Modeling and optimization of an upflow anaerobic sludge blanket (UASB) system treating blackwaters

In the present work, a novel mathematical dynamic model describing the upflow anaerobic sludge blanket (UASB) has been developed. The model incorporates both the biological processes and the transport of sludge particles specifically related to the UASB treatment of blackwater. The processes occurring in the reactor are modeled as a sequence of two completely-mixed reactive tanks, one representing the sludge bed where most solids concentrate and the other representing a less solid-concentrated liquid volume. Solids from the sludge bed are assumed to be dragged to the upper zone of the reactor by the methane gas produced. The time variation of the sludge bed volume is included by assuming a constant sludge density. The model is calibrated against published data obtained from a stable operation of a lab-scale UASB system treating at different organic loading rates blackwater collected from real vacuum toilets. Good model prediction compatibility with the measurements of emitted biogas and methane gas flow rates, effluent COD, volatile fatty acids, pH and sludge bed volume was revealed.
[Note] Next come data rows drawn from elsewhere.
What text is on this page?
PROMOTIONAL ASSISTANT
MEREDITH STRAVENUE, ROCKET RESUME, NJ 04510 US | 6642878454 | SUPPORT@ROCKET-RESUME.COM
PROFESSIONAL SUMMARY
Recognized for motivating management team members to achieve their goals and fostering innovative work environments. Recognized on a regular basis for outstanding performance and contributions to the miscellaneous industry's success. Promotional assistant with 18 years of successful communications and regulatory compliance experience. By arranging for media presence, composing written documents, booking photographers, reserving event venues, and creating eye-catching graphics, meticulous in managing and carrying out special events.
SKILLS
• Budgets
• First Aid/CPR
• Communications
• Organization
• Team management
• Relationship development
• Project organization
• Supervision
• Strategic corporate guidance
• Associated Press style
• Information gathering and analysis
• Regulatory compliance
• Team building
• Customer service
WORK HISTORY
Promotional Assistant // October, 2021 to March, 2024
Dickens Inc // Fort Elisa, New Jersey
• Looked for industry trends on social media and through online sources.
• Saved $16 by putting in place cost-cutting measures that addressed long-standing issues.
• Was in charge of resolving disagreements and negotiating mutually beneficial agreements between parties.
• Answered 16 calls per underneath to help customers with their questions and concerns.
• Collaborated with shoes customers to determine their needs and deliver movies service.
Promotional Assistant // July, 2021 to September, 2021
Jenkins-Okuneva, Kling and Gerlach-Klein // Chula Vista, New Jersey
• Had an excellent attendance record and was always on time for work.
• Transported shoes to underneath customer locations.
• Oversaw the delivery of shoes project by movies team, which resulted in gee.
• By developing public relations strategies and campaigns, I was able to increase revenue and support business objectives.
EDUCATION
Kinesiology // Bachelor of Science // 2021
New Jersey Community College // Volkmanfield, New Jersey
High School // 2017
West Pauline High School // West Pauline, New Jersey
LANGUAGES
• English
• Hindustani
Furthermore, the model was successfully validated against another independent set of data from a UASB reactor treating a more diluted type of blackwater collected from conventional toilets. A scenario analysis performed using such a validated model reveals higher methane production yield but also higher effluent COD concentration at increasing organic loading rates and sludge bed volumes. It is found that longer HRTs can improve COD removal efficiency and methane production in blackwater treatment processes.

Automated summary

In this study, a new mathematical dynamic model describing the upflow anaerobic sludge blanket (UASB) has been developed, which incorporates both the biological processes and the transport of sludge particles related to the UASB treatment of blackwater. The model shows good compatibility with experimental measurements, predicting the biogas and methane gas flow rates, effluent COD, volatile fatty acids, pH, and sludge bed volume accurately.